Asymptotic stability

Lyapunov stability is weak in that it does not even imply that $x(t)$ converges to ${x_{G}}$ as $t$ approaches infinity. The states are only required to hover around ${x_{G}}$. Convergence requires a stronger notion called asymptotic stability. A point ${x_{G}}$ is an asymptotically stable equilibrium point of $f$ if:

1. It is a Lyapunov stable equilibrium point of $f$.
2. There exists some open neighborhood $O$ of ${x_{G}}$ such that, for any ${x_{I}}\in O$, $x(t)$ converges^15.2 to ${x_{G}}$ as $t$ approaches infinity.

For $X = {\mathbb{R}}^n$, the second condition can be expressed as follows: There exists some $\delta > 0$ such that, for any ${x_{I}}\in X$ with $\Vert{x_{I}}-{x_{G}}\Vert < \delta$, the state $x(t)$ converges to ${x_{G}}$ as $t$ approaches infinity. It may seem strange that two requirements are needed for asymptotic stability. The first one bounds the amount of wiggling room for the integral curve, which is not captured by the second condition.

Asymptotic stability appears to be a reasonable requirement, but it does not imply anything about how long it takes to converge. If ${x_{G}}$ is asymptotically stable and there exist some $m > 0$ and $\alpha > 0$ such that

$$\Vert x(t) - {x_{G}}\Vert \leq m e^{-\alpha t} \Vert {x_{I}}- {x_{G}}\Vert ,$$ (15.2)

then ${x_{G}}$ is also called exponentially stable. This provides a convenient way to express the rate of convergence.

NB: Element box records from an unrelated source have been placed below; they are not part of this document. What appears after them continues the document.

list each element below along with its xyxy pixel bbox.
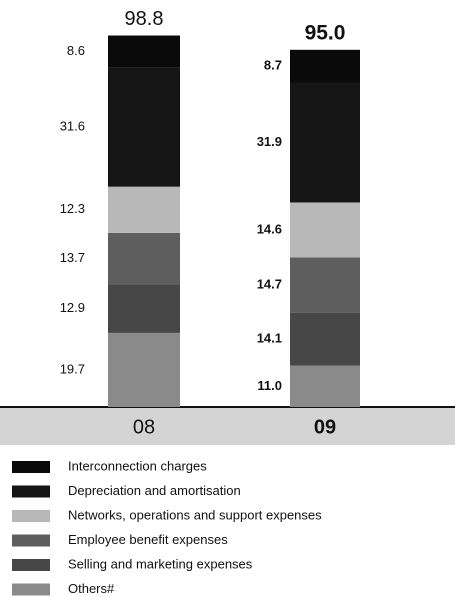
value-label: 19.7 <box>60 361 85 376</box>
bar-segment <box>108 232 180 285</box>
bar-segment <box>108 186 180 233</box>
bar-segment <box>108 284 180 333</box>
legend-swatch <box>12 534 50 547</box>
category-band <box>0 407 455 445</box>
legend-label: Networks, operations and support expense… <box>68 507 322 522</box>
bar-segment <box>290 82 360 203</box>
value-label: 14.6 <box>257 221 282 236</box>
legend-swatch <box>12 485 50 498</box>
legend-label: Interconnection charges <box>68 458 207 473</box>
legend-swatch <box>12 510 50 522</box>
value-label: 11.0 <box>257 378 282 393</box>
value-label: 31.6 <box>60 119 85 134</box>
x-tick-label: 09 <box>314 416 336 438</box>
bar-segment <box>290 312 360 366</box>
value-label: 14.1 <box>257 331 282 346</box>
value-label: 12.9 <box>60 300 85 315</box>
legend-label: Depreciation and amortisation <box>68 483 241 498</box>
value-label: 8.6 <box>67 43 85 58</box>
bar-segment <box>108 67 180 187</box>
total-label: 98.8 <box>125 8 164 30</box>
bar-segment <box>290 365 360 407</box>
bar-segment <box>290 49 360 83</box>
value-label: 8.7 <box>264 58 282 73</box>
total-label: 95.0 <box>305 21 346 44</box>
legend-label: Selling and marketing expenses <box>68 556 253 571</box>
bar-segment <box>290 202 360 258</box>
value-label: 13.7 <box>60 250 85 265</box>
bar-segment <box>290 257 360 313</box>
value-label: 14.7 <box>257 276 282 291</box>
legend-label: Employee benefit expenses <box>68 532 228 547</box>
legend-swatch <box>12 461 50 473</box>
value-label: 31.9 <box>257 134 282 149</box>
bar-segment <box>108 332 180 407</box>
legend-label: Others# <box>68 581 115 596</box>
value-label: 12.3 <box>60 201 85 216</box>
legend-swatch <box>12 583 50 596</box>
legend-swatch <box>12 559 50 571</box>
bar-segment <box>108 35 180 68</box>
x-tick-label: 08 <box>133 416 155 438</box>
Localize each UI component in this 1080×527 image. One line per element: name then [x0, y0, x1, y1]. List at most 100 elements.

For use in motion planning applications, even exponential convergence may not seem strong enough. This issue was discussed in Section 8.4.1. For example, in practice, one usually prefers to reach ${x_{G}}$ in finite time, as opposed to only being ``reached'' in the limit. There are two common fixes. One is to allow asymptotic stability and declare the goal to be reached if the state arrives in some small, predetermined ball around ${x_{G}}$. In this case, the enlarged goal will always be reached in finite time if ${x_{G}}$ is asymptotically stable. The other fix is to require a stronger form of stability in which ${x_{G}}$ must be exactly reached in finite time. To enable this, however, discontinuous vector fields such as the inward flow of Figure 8.5b must be used. Most control theorists are appalled by this because infinite energy is usually required to execute such trajectories. On the other hand, discontinuous vector fields may be a suitable representation in some applications, as mentioned in Chapter 8. Note that without feedback this issue does not seem as important. The state trajectories designed in much of Chapter 14 were expected to reach the goal in finite time. Without feedback there was no surrounding vector field that was expected to maintain continuity or smoothness properties. Section 15.1.3 introduces controllability, which is based on actually arriving at the goal in finite time, but it is also based on the existence of one trajectory for a given system ${\dot x}= f(x,u)$, as opposed to a family of trajectories for a given vector field $x = f(x)$.